From VS Code, I used the Figma MCP server and Claude to prompt the component into existence, generating the code, pushing it to GitHub, creating a Storybook entry for technical documentation, and building a playground where the component could be tested interactively. The .md file was the bridge between my design intent and the code output.
AI workflow
Tokens in Figma
.md Instruction file
VS Code + Claude code
Github
Storybook + playground
The instruction file
The .md file was the most critical design decision in the entire workflow. It wasn't a prompt. It was a structured specification that left nothing to interpretation.
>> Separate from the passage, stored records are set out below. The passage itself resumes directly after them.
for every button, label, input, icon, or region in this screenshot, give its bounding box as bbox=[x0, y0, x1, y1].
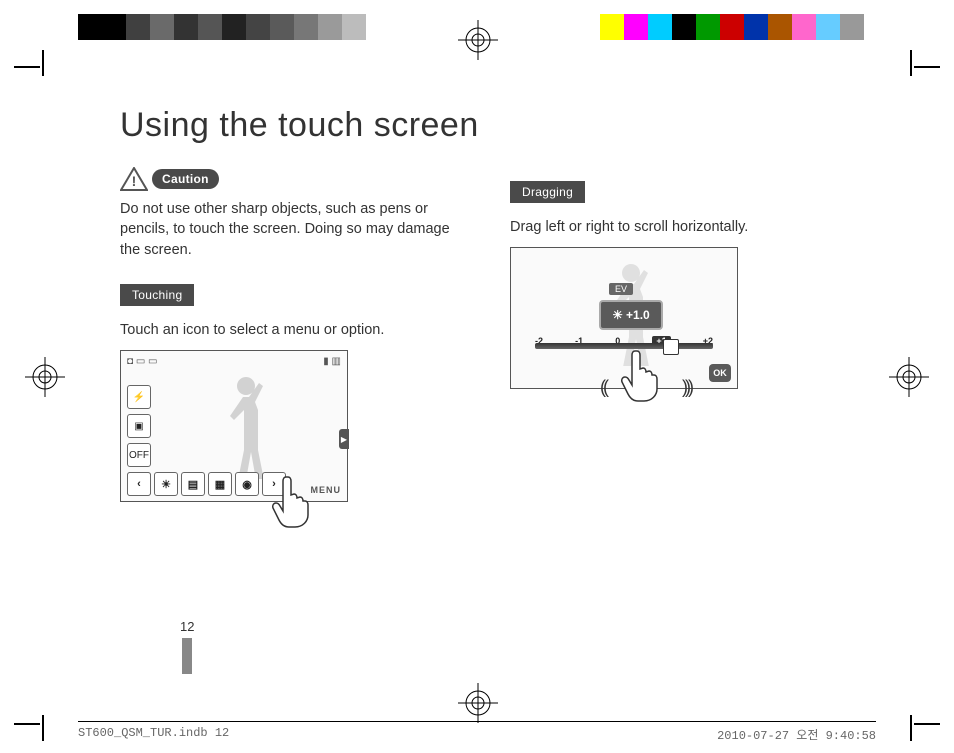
trim-mark bbox=[14, 66, 40, 68]
drag-motion-left-icon: (( bbox=[600, 377, 606, 398]
tab-handle-icon: ▶ bbox=[339, 429, 349, 449]
trim-mark bbox=[914, 66, 940, 68]
mode-icon: ◘ ▭ ▭ bbox=[127, 356, 158, 367]
battery-icon: ▮ ▥ bbox=[323, 356, 341, 367]
ev-title: EV bbox=[609, 283, 633, 295]
page-title: Using the touch screen bbox=[120, 106, 860, 145]
trim-mark bbox=[914, 723, 940, 725]
touching-hand-icon bbox=[266, 469, 316, 529]
warning-triangle-icon: ! bbox=[120, 167, 148, 191]
footer-filename: ST600_QSM_TUR.indb 12 bbox=[78, 726, 229, 743]
touching-illustration: ◘ ▭ ▭ ▮ ▥ ⚡ ▣ OFF ▥ ‹ ☀ ▤ ▦ ◉ bbox=[120, 350, 348, 502]
person-silhouette-icon bbox=[211, 369, 281, 479]
ev-value: +1.0 bbox=[626, 308, 650, 322]
flash-icon: ⚡ bbox=[127, 385, 151, 409]
off-icon: OFF bbox=[127, 443, 151, 467]
ev-icon: ☀ bbox=[154, 472, 178, 496]
caution-row: ! Caution bbox=[120, 167, 470, 191]
page-content: Using the touch screen ! Caution Do not … bbox=[120, 106, 860, 666]
ok-button-icon: OK bbox=[709, 364, 731, 382]
iso-icon: ▤ bbox=[181, 472, 205, 496]
section-label-touching: Touching bbox=[120, 284, 194, 306]
drag-motion-right-icon: ))) bbox=[682, 377, 691, 398]
caution-text: Do not use other sharp objects, such as … bbox=[120, 199, 470, 260]
svg-text:!: ! bbox=[132, 173, 137, 189]
color-bar-right bbox=[600, 14, 864, 40]
slider-knob bbox=[663, 339, 679, 355]
ev-adjust-icon: ☀ bbox=[612, 308, 623, 322]
page-number-block: 12 bbox=[180, 619, 194, 674]
print-footer: ST600_QSM_TUR.indb 12 2010-07-27 오전 9:40… bbox=[78, 721, 876, 743]
registration-mark-icon bbox=[889, 357, 929, 397]
trim-mark bbox=[910, 50, 912, 76]
touching-text: Touch an icon to select a menu or option… bbox=[120, 320, 470, 340]
dragging-hand-icon bbox=[615, 343, 665, 403]
page-number-bar-icon bbox=[182, 638, 192, 674]
color-bar-left bbox=[78, 14, 390, 40]
caution-badge: Caution bbox=[152, 169, 219, 189]
quality-icon: ◉ bbox=[235, 472, 259, 496]
footer-timestamp: 2010-07-27 오전 9:40:58 bbox=[717, 726, 876, 743]
trim-mark bbox=[14, 723, 40, 725]
page-number: 12 bbox=[180, 619, 194, 634]
size-icon: ▦ bbox=[208, 472, 232, 496]
right-column: Dragging Drag left or right to scroll ho… bbox=[510, 167, 860, 502]
section-label-dragging: Dragging bbox=[510, 181, 585, 203]
trim-mark bbox=[42, 715, 44, 741]
registration-mark-icon bbox=[25, 357, 65, 397]
registration-mark-icon bbox=[458, 20, 498, 60]
left-column: ! Caution Do not use other sharp objects… bbox=[120, 167, 470, 502]
screen-status-row: ◘ ▭ ▭ ▮ ▥ bbox=[127, 356, 341, 367]
arrow-left-icon: ‹ bbox=[127, 472, 151, 496]
focus-icon: ▣ bbox=[127, 414, 151, 438]
registration-mark-icon bbox=[458, 683, 498, 723]
trim-mark bbox=[910, 715, 912, 741]
trim-mark bbox=[42, 50, 44, 76]
dragging-text: Drag left or right to scroll horizontall… bbox=[510, 217, 860, 237]
ev-value-box: ☀ +1.0 bbox=[599, 300, 663, 330]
It defined the interaction states the component needed to handle, the accessibility requirements it had to meet, the front-end framework Claude should use, how tokens should be referenced in the code, the animation behavior, and the QA tests that would validate the output.
Writing it well was a design problem in itself. The clearer and more structured the file, the closer the output was to something a developer could actually use. The .md file is where design intent becomes engineering requirement, and getting that translation right is the whole point of the workflow.
.md file
github.com

What it actually does
The workflow produces a working component that a front-end developer can use as a starting point rather than a blank file. To keep AI-generated code from contaminating the actual codebase, I suggested maintaining two separate repositories: one where I push AI-generated components, and one with the production codebase. Developers pull from the first, refine what they need, and commit to the second. The gap between design and engineering gets smaller without the boundaries between the two disciplines disappearing.
Github repository
github.com

Storybook documentation
github.com

Storybook playground
github.com

Figma's limitations and why this matters
Figma is an exceptional tool for visual exploration. The infinite canvas and the freedom to move things around freely is still superior to exploring with code. But Figma has real limitations when it comes to micro-interaction animations. Mapping mouse position in a prototype, for example, is possible but unnecessarily complex. In code the same interaction takes minutes.
This workflow does not replace Figma. It complements it. Design exploration happens in Figma where it belongs, and complex interaction behavior is handled in code where it is more precise and easier to maintain. Together they cover what neither does alone.
Outcome
The demo achieved what it needed to. The CTO left with a clear understanding of why token architecture matters as a foundation for AI-assisted development. The development team left more confident about using AI as part of their workflow rather than uncertain about what it would mean for them.